People who walk their dogs on the Queen’s Norfolk estate are being invited to take part in the scheme, which will aim to determine why animals in Sandringham and Thetford Forest have been dying from a mystery illness over the last few years.
It is believed that it may be linked to harvest mites, which has led to the Animal Health Trust offering free samples of a spray which it says can help to combat the disease, known as Seasonal Canine Illness (SCI).
The charity has been investigating the disease for three years and has found that illnesses and deaths are usually seen from August to November, with symptoms include vomiting, diarrhoea and lethargy between one and three days after being walked in the woodland.
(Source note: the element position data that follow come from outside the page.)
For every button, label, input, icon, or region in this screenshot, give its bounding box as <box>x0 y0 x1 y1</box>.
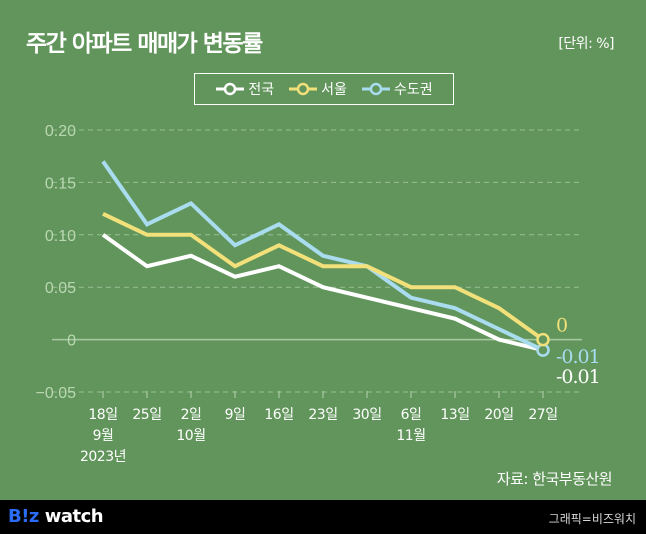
x-tick-label: 18일 <box>88 407 117 423</box>
x-tick-label: 16일 <box>264 407 293 423</box>
line-chart: 0.20 0.15 0.10 0.05 0 −0.05 18일 9월 2023년 25일 2일 10월… <box>36 123 601 465</box>
x-tick-label: 2일 <box>181 407 202 423</box>
x-tick-label: 13일 <box>440 407 469 423</box>
x-tick-label: 25일 <box>132 407 161 423</box>
logo-part1: B!z <box>8 506 39 527</box>
legend-item-nationwide: 전국 <box>215 79 274 99</box>
x-sublabel: 11월 <box>396 428 425 444</box>
legend-item-seoul: 서울 <box>288 79 347 99</box>
legend-item-capital: 수도권 <box>361 79 433 99</box>
unit-label: [단위: %] <box>558 36 614 52</box>
legend-label: 서울 <box>321 82 347 98</box>
series-line-0 <box>101 233 544 353</box>
legend-marker-icon <box>289 82 318 96</box>
end-marker-1 <box>536 332 550 347</box>
y-tick-label: 0.15 <box>45 175 76 192</box>
x-tick-label: 30일 <box>352 407 381 423</box>
source-note: 자료: 한국부동산원 <box>496 470 613 488</box>
legend-label: 수도권 <box>393 82 433 98</box>
x-tick-label: 9일 <box>225 407 246 423</box>
y-tick-label: −0.05 <box>36 385 77 402</box>
chart-title: 주간 아파트 매매가 변동률 <box>26 31 263 57</box>
x-sublabel: 10월 <box>176 428 205 444</box>
legend: 전국 서울 수도권 <box>194 73 454 105</box>
legend-label: 전국 <box>248 82 275 98</box>
y-tick-label: 0.20 <box>45 123 76 140</box>
end-value-label-0: -0.01 <box>556 366 600 388</box>
bizwatch-logo: B!z watch <box>8 506 104 527</box>
x-tick-label: 27일 <box>528 407 557 423</box>
end-value-label-2: -0.01 <box>556 346 600 368</box>
footer-bar: B!z watch 그래픽=비즈워치 <box>0 500 646 534</box>
x-sublabel: 2023년 <box>80 449 126 465</box>
y-tick-label: 0 <box>67 333 76 350</box>
y-tick-label: 0.05 <box>45 280 76 297</box>
legend-marker-icon <box>361 82 390 96</box>
y-tick-label: 0.10 <box>45 228 76 245</box>
x-tick-label: 20일 <box>484 407 513 423</box>
legend-marker-icon <box>216 82 245 96</box>
x-tick-label: 23일 <box>308 407 337 423</box>
logo-part2: watch <box>44 506 104 527</box>
graphic-credit: 그래픽=비즈워치 <box>548 512 636 526</box>
x-tick-label: 6일 <box>401 407 422 423</box>
x-sublabel: 9월 <box>93 428 114 444</box>
series-line-2 <box>101 160 544 352</box>
series-line-1 <box>102 212 545 342</box>
end-value-label-1: 0 <box>556 315 567 337</box>
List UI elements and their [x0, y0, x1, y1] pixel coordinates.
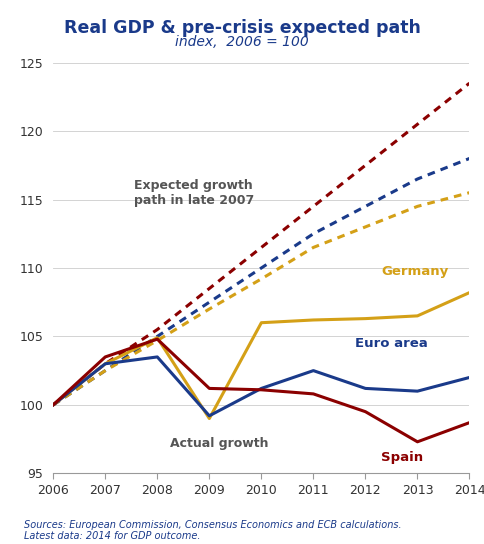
- Text: Germany: Germany: [381, 264, 448, 277]
- Text: Actual growth: Actual growth: [170, 437, 269, 450]
- Text: Euro area: Euro area: [355, 337, 428, 350]
- Text: Sources: European Commission, Consensus Economics and ECB calculations.
Latest d: Sources: European Commission, Consensus …: [24, 520, 402, 541]
- Text: Real GDP & pre-crisis expected path: Real GDP & pre-crisis expected path: [63, 19, 421, 37]
- Text: Spain: Spain: [381, 450, 423, 463]
- Text: index,  2006 = 100: index, 2006 = 100: [175, 35, 309, 50]
- Text: Expected growth
path in late 2007: Expected growth path in late 2007: [134, 178, 254, 207]
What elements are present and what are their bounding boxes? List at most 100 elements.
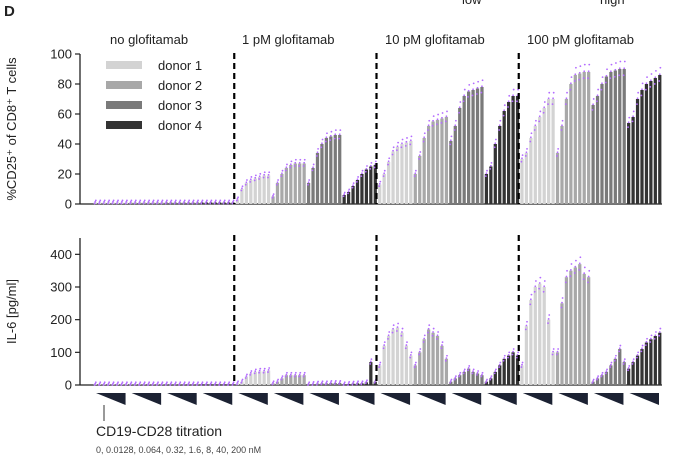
data-point [334, 133, 337, 136]
data-point [423, 136, 426, 139]
data-point [179, 381, 182, 384]
data-point [125, 382, 128, 385]
data-point [182, 384, 185, 386]
data-point [436, 123, 438, 126]
data-point [547, 318, 550, 320]
data-point [267, 173, 270, 176]
data-point [530, 132, 533, 135]
data-point [343, 382, 346, 385]
data-point [307, 382, 310, 385]
data-point [139, 381, 142, 384]
data-point [507, 106, 509, 108]
data-point [134, 381, 137, 384]
data-point [192, 381, 195, 384]
data-point [542, 290, 545, 293]
data-point [321, 380, 324, 383]
bar [547, 99, 551, 204]
data-point [498, 129, 501, 131]
data-point [658, 80, 661, 82]
bar [289, 165, 293, 204]
bar [306, 183, 311, 204]
data-point [209, 384, 212, 386]
data-point [107, 202, 109, 205]
data-point [275, 183, 278, 186]
data-point [161, 199, 164, 202]
data-point [449, 139, 452, 142]
data-point [188, 199, 191, 202]
bar [613, 358, 617, 385]
data-point [404, 144, 407, 147]
bar [373, 165, 377, 204]
y-tick-label: 40 [58, 137, 72, 152]
data-point [334, 380, 337, 382]
bar [320, 144, 324, 204]
data-point [396, 330, 398, 332]
data-point [116, 382, 119, 385]
data-point [485, 172, 488, 175]
legend-label-3: donor 3 [158, 98, 202, 113]
data-point [94, 381, 97, 384]
legend-swatch-3 [106, 101, 142, 109]
data-point [468, 84, 471, 86]
data-point [254, 176, 257, 179]
data-point [129, 384, 132, 386]
data-point [392, 146, 395, 149]
data-point [321, 138, 324, 141]
data-point [378, 363, 381, 366]
data-point [117, 199, 119, 202]
data-point [143, 200, 146, 203]
data-point [201, 200, 203, 203]
data-point [391, 331, 394, 334]
bar [440, 118, 444, 204]
data-point [587, 281, 589, 284]
data-point [632, 115, 635, 118]
bar [413, 365, 417, 385]
data-point [303, 158, 306, 161]
bar [471, 371, 475, 385]
titration-triangle [522, 393, 553, 405]
data-point [445, 115, 448, 118]
data-point [120, 202, 123, 205]
data-point [450, 378, 453, 381]
data-point [481, 79, 484, 82]
data-point [486, 378, 488, 381]
bar [422, 339, 426, 385]
data-point [387, 163, 389, 166]
data-point [462, 372, 465, 375]
data-point [254, 368, 257, 371]
data-point [467, 96, 469, 98]
bar [400, 332, 404, 385]
bar [595, 378, 600, 385]
data-point [471, 94, 474, 97]
data-point [387, 160, 390, 163]
data-point [446, 354, 448, 357]
bar [502, 111, 506, 204]
data-point [169, 200, 172, 203]
data-point [397, 322, 400, 325]
data-point [164, 202, 167, 205]
bar [538, 117, 542, 204]
data-point [622, 363, 625, 365]
bar [409, 355, 413, 385]
data-point [187, 382, 190, 385]
data-point [450, 135, 453, 138]
titration-triangle [344, 393, 375, 405]
data-point [538, 115, 541, 118]
data-point [357, 176, 359, 178]
data-point [326, 380, 328, 383]
data-point [601, 371, 604, 374]
bar [542, 108, 546, 204]
data-point [578, 71, 581, 74]
data-point [152, 381, 155, 384]
data-point [355, 180, 358, 183]
bar [649, 81, 653, 204]
data-point [382, 347, 385, 350]
data-point [449, 381, 452, 384]
bar [600, 84, 604, 204]
data-point [463, 94, 466, 97]
data-point [338, 383, 341, 385]
data-point [285, 166, 288, 169]
bar [475, 373, 480, 385]
data-point [281, 169, 284, 172]
data-point [316, 151, 319, 154]
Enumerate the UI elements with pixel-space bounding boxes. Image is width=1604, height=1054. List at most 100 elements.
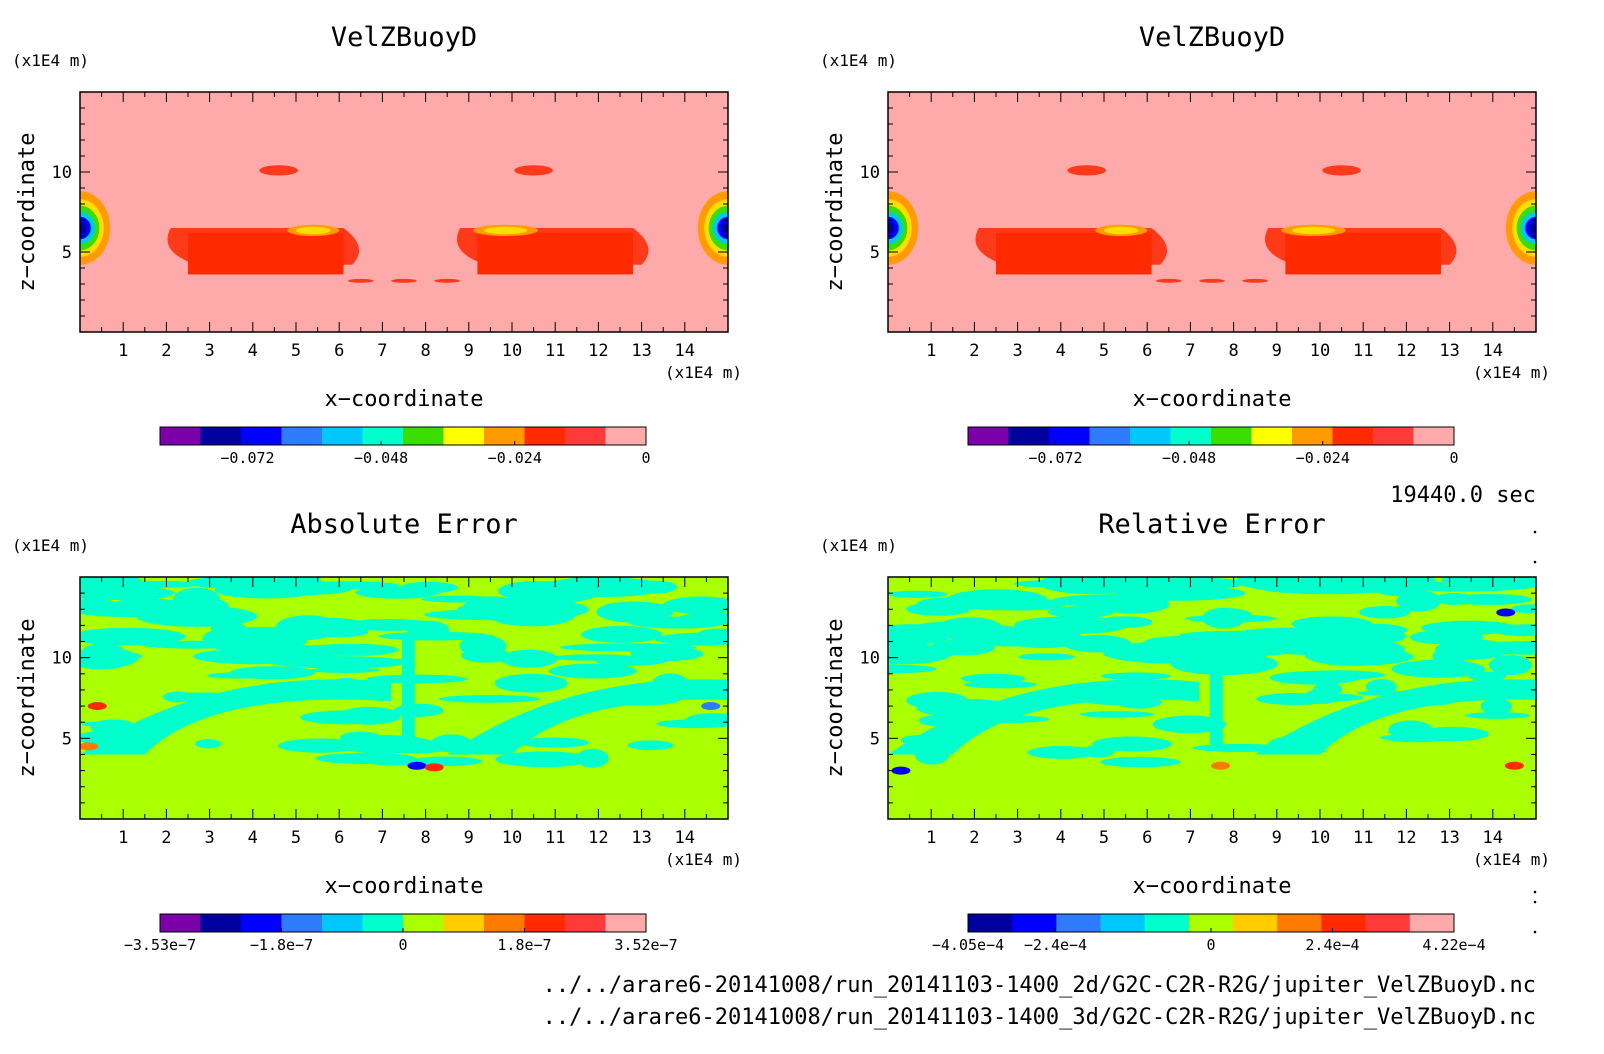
contour-blob xyxy=(434,278,461,283)
x-tick-label: 7 xyxy=(377,828,387,848)
x-tick-label: 9 xyxy=(1272,828,1282,848)
colorbar-swatch xyxy=(1008,427,1050,445)
contour-patch xyxy=(1202,607,1246,629)
contour-patch xyxy=(1170,652,1278,676)
contour-patch xyxy=(1391,659,1486,678)
colorbar-swatch xyxy=(281,914,323,932)
contour-patch xyxy=(977,598,1066,611)
panel-title: Relative Error xyxy=(1098,509,1326,540)
contour-patch xyxy=(1039,577,1150,595)
contour-patch xyxy=(678,684,728,699)
contour-patch xyxy=(1096,595,1170,614)
colorbar-swatch xyxy=(1409,914,1455,932)
colorbar-swatch xyxy=(1056,914,1102,932)
contour-patch xyxy=(438,695,540,703)
contour-patch xyxy=(410,756,482,767)
x-tick-label: 2 xyxy=(969,341,979,361)
x-axis-label: x−coordinate xyxy=(1133,387,1292,412)
contour-patch xyxy=(548,663,637,679)
contour-patch xyxy=(272,657,395,669)
contour-patch xyxy=(1233,627,1362,641)
contour-blob xyxy=(296,226,331,235)
contour-field xyxy=(888,577,1536,775)
contour-patch xyxy=(1047,606,1114,618)
contour-patch xyxy=(1394,696,1455,706)
x-tick-label: 14 xyxy=(675,341,695,361)
x-tick-label: 12 xyxy=(1396,828,1416,848)
colorbar-swatch xyxy=(1251,427,1293,445)
contour-patch xyxy=(1027,746,1097,759)
y-axis-label: z−coordinate xyxy=(15,619,40,778)
colorbar-swatch xyxy=(443,427,485,445)
panel-title: VelZBuoyD xyxy=(1139,22,1285,53)
contour-patch xyxy=(1467,671,1507,681)
x-tick-label: 1 xyxy=(926,341,936,361)
colorbar-swatch xyxy=(1049,427,1090,445)
panel-4: Relative Error(x1E4 m)1 2 3 4 5 6 7 8 9 10 11 12 13 1… xyxy=(820,509,1550,954)
contour-patch xyxy=(80,627,186,646)
contour-patch xyxy=(276,615,340,638)
colorbar-label: −0.024 xyxy=(1296,449,1350,467)
contour-core xyxy=(477,232,633,275)
contour-patch xyxy=(80,647,139,669)
contour-patch xyxy=(239,582,352,596)
x-tick-label: 5 xyxy=(291,341,301,361)
contour-patch xyxy=(627,740,674,751)
colorbar: −3.53e−7 −1.8e−7 0 1.8e−7 3.52e−7 xyxy=(124,913,678,954)
contour-patch xyxy=(888,664,937,674)
contour-blob xyxy=(1242,278,1269,283)
contour-patch xyxy=(300,710,392,725)
colorbar-swatch xyxy=(565,427,606,445)
x-unit-label: (x1E4 m) xyxy=(665,850,742,869)
edge-vortex xyxy=(80,221,87,235)
contour-patch xyxy=(1447,593,1532,605)
contour-blob xyxy=(1104,226,1139,235)
contour-blob xyxy=(1291,226,1336,235)
contour-patch xyxy=(918,714,960,727)
contour-patch xyxy=(1192,743,1287,752)
edge-vortex xyxy=(1529,221,1536,235)
colorbar-label: −2.4e−4 xyxy=(1024,936,1087,954)
colorbar-label: 0 xyxy=(1449,449,1458,467)
y-unit-label: (x1E4 m) xyxy=(12,51,89,70)
contour-patch xyxy=(1101,673,1159,680)
colorbar-swatch xyxy=(524,427,566,445)
x-tick-label: 3 xyxy=(1012,341,1022,361)
colorbar-swatch xyxy=(403,914,444,932)
contour-patch xyxy=(589,695,680,706)
contour-field xyxy=(888,165,1536,283)
x-tick-label: 5 xyxy=(1099,341,1109,361)
contour-patch xyxy=(948,627,1076,647)
contour-patch xyxy=(494,673,568,693)
colorbar-swatch xyxy=(1233,914,1278,932)
x-tick-label: 2 xyxy=(161,341,171,361)
error-spot xyxy=(891,766,911,775)
x-tick-label: 6 xyxy=(1142,341,1152,361)
contour-arch xyxy=(1255,679,1536,755)
contour-patch xyxy=(461,648,512,663)
colorbar-swatch xyxy=(1277,914,1322,932)
contour-patch xyxy=(556,577,642,588)
contour-patch xyxy=(498,581,575,601)
colorbar-swatch xyxy=(362,427,404,445)
x-unit-label: (x1E4 m) xyxy=(1473,850,1550,869)
colorbar-label: 0 xyxy=(1206,936,1215,954)
x-tick-label: 5 xyxy=(1099,828,1109,848)
contour-patch xyxy=(901,735,936,745)
colorbar-swatch xyxy=(1211,427,1252,445)
error-spot xyxy=(1496,608,1516,617)
x-tick-label: 10 xyxy=(1310,341,1330,361)
colorbar-label: −4.05e−4 xyxy=(932,936,1004,954)
x-tick-label: 5 xyxy=(291,828,301,848)
error-spot xyxy=(701,702,721,711)
colorbar-swatch xyxy=(1012,914,1057,932)
contour-patch xyxy=(1396,590,1442,612)
contour-patch xyxy=(378,631,494,641)
contour-patch xyxy=(662,596,728,615)
error-spot xyxy=(87,702,107,711)
contour-patch xyxy=(167,692,239,703)
contour-patch xyxy=(220,633,308,649)
colorbar-swatch xyxy=(403,427,444,445)
x-tick-label: 6 xyxy=(334,341,344,361)
colorbar-swatch xyxy=(1413,427,1455,445)
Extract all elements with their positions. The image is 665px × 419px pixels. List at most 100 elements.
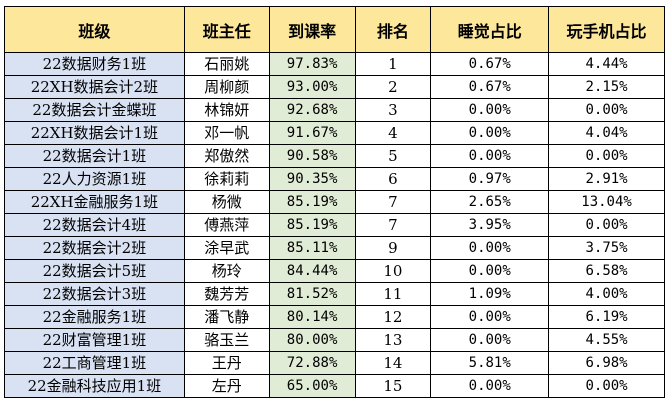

This year, there have been 49 cases of SCI so far, and the trust is taking action by offering local dog owners free samples of a spray called Fipronil, through a voucher that they can redeem at their vets.
To eliminate harvest mites as a potential cause of SCI, the trust is advising dog owners to treat their dogs with a Fipronil spray directly before walking in woodlands, explained Charlotte Robin, the trust’s SCI research co-ordinator.
She told the Eastern Daily Press: "Dog owners need to be aware that using Fipronil spray may not protect their dog from SCI, but it could protect them from harvest mites and other external parasites. What we are trying to do with this study is eliminate the harvest mite and other external parasites from our enquiries."
If harvest mites are not causing SCI, then using the spray is unlikely to prevent dogs from contracting SCI, Ms Robin added, and advised owners to remain vigilant for the clinical signs in their dog and contact their vet immediately if they suspect something is wrong.